Accents and String#tr

I wrote this method

def self.normalize_for_sorting(s)
return nil unless s
norm = s.downcase
norm.tr!(‘ÁÉÍÓÚ’, ‘aeiou’)
norm.tr!(‘ÀÈÌÒÙ’, ‘aeiou’)
norm.tr!(‘ÄËÏÖÜ’, ‘aeiou’)
norm.tr!(‘ÂÊÎÔÛ’, ‘aeiou’)
norm.tr!(‘áéíóú’, ‘aeiou’)
norm.tr!(‘àèìòù’, ‘aeiou’)
norm.tr!(‘äëïöü’, ‘aeiou’)
norm.tr!(‘âêîôû’, ‘aeiou’)
norm
end

to normalize strings for sorting. This script is UTF-8, everything is
UTF-8 in my application, $KCODE is ‘u’.

But it does not work, examples:

Andrés -> andruos
López  -> luupez
Pérez  -> puorez

I tried to “force” it with Iconv.conv(‘UTF-8’, ‘ASCII’, ‘aeiou’) to
no avail. Any ideas?

– fxn

DÅ?a Utorok 21 Február 2006 00:28 Xavier N. napísal:

 norm.tr!('à èìòù', 'aeiou')
Andrés -> andruos
López  -> luupez
Pérez  -> puorez

I tried to “force” it with Iconv.conv(‘UTF-8’, ‘ASCII’, ‘aeiou’) to
no avail. Any ideas?

– fxn

Apparently, not all String methods were created equal:

david@chello082119107152:~$ irb
irb(main):001:0> $KCODE = ‘u’
=> “u”
irb(main):002:0> require ‘jcode’
=> true
irb(main):003:0> “Andrés”.tr(“áéíóú”, “aeiou”)
=> “Andres”

jcode to the rescue!

David V.

Xavier N. wrote:

norm.tr!('àèìòù', 'aeiou')

Andrés -> andruos
López -> luupez
Pérez -> puorez

I tried to “force” it with Iconv.conv(‘UTF-8’, ‘ASCII’, ‘aeiou’) to no
avail. Any ideas?

– fxn

Hi,

My guess is that the “tr” method treats its arguments as a string of
bytes.
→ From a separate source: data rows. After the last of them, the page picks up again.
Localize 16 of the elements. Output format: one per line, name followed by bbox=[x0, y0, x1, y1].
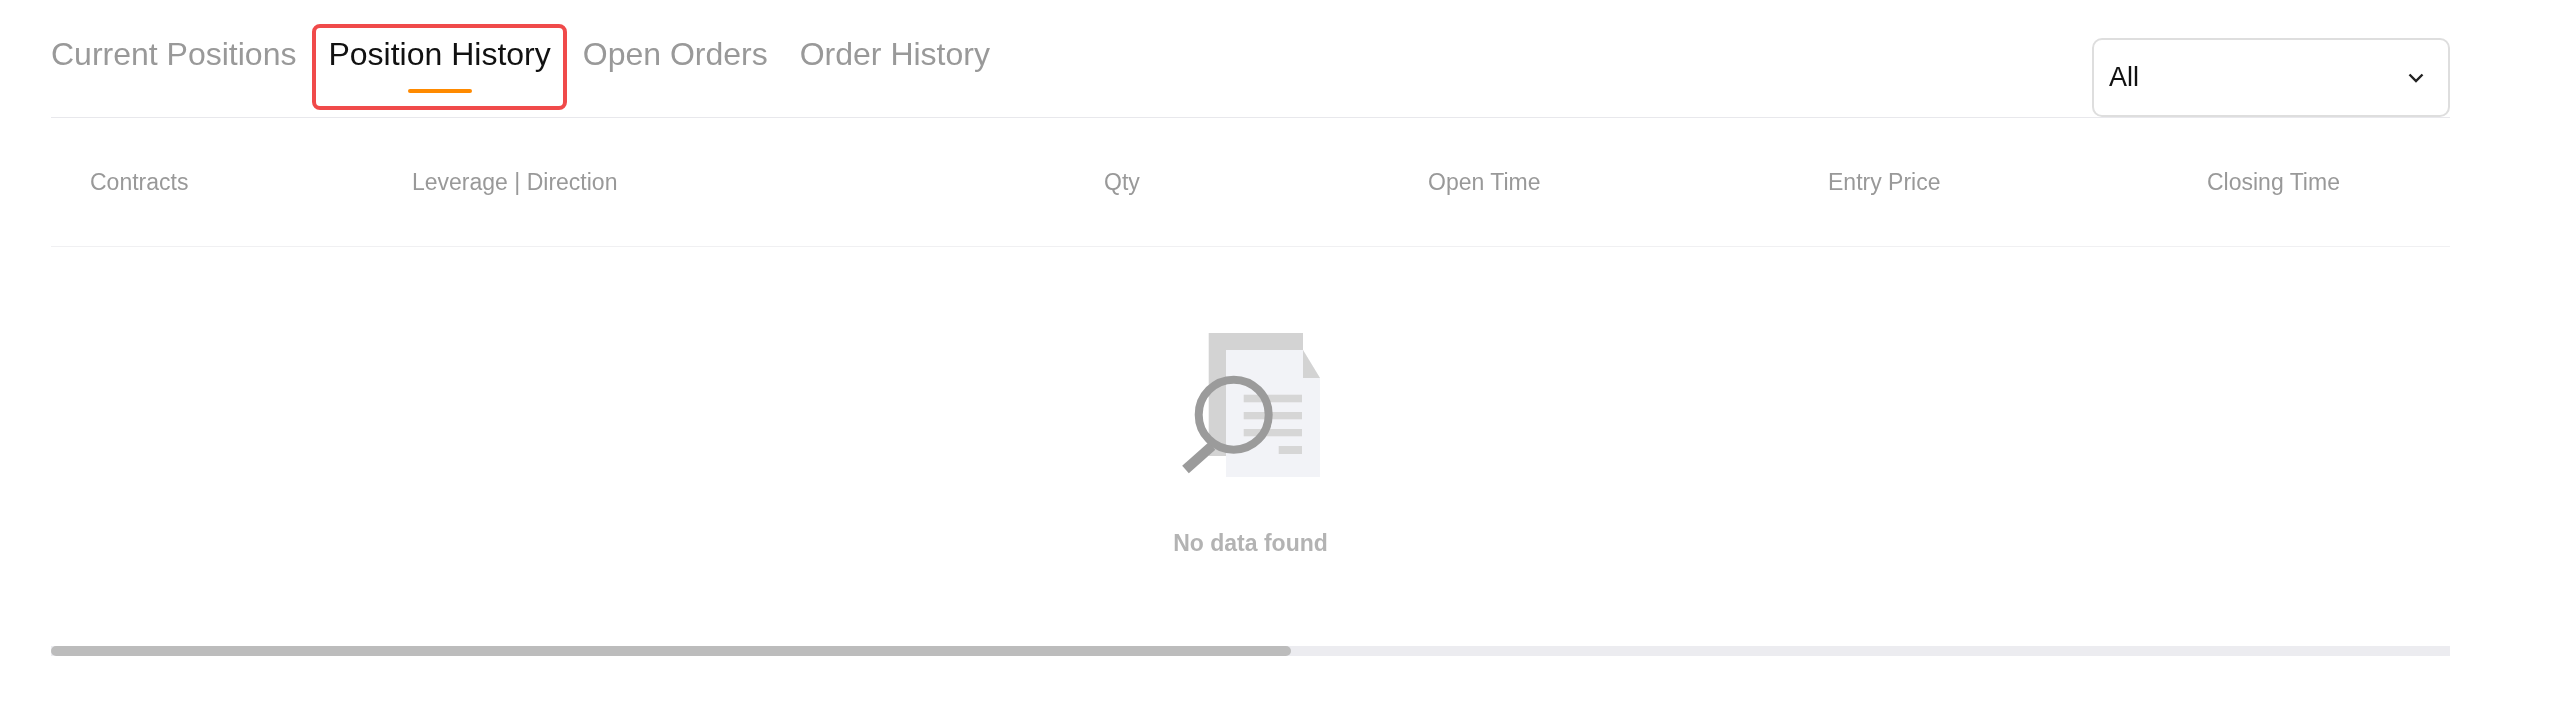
tab[interactable]: Open Orders bbox=[566, 24, 784, 110]
filter-dropdown[interactable]: All bbox=[2092, 38, 2450, 117]
tab[interactable]: Order History bbox=[783, 24, 1006, 110]
chevron-down-icon bbox=[2408, 72, 2424, 83]
column-header: Entry Price bbox=[1827, 168, 1942, 196]
tab[interactable]: Current Positions bbox=[35, 24, 313, 110]
tab[interactable]: Position History bbox=[312, 24, 567, 110]
scrollbar-track[interactable] bbox=[51, 646, 2450, 656]
empty-message: No data found bbox=[1173, 530, 1328, 556]
column-header: Leverage | Direction bbox=[411, 168, 619, 196]
scrollbar-thumb[interactable] bbox=[51, 646, 1292, 656]
column-header: Contracts bbox=[89, 168, 190, 196]
column-header: Open Time bbox=[1427, 168, 1542, 196]
column-header: Closing Time bbox=[2206, 168, 2341, 196]
document-search-icon bbox=[1180, 333, 1321, 478]
column-header: Qty bbox=[1103, 168, 1141, 196]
And because characters with accents need more than 1 byte in
UTF-8, #tr doesn’t do what you would expect it to. (It’s not even tr’s
fault, how is it supposed to know that two bytes actually represent a
single character?)

The solution is not to use #tr!, but #gsub!. It isn’t as short, but at
least it’s right :wink:

norm.gsub!(‘ä’, ‘a’)
norm.gsub!(‘ë’, ‘e’)

and so on…

And because that is against DRY (Don’t Repeat Yourself), I would
recommend storing the mapping as a hash:

accents = { ‘ä’ => ‘a’, ‘ë’ => ‘e’, … }
accents.each do |accent, replacement|
norm.gsub!(accent, replacement)
end

Regards,
Robin S.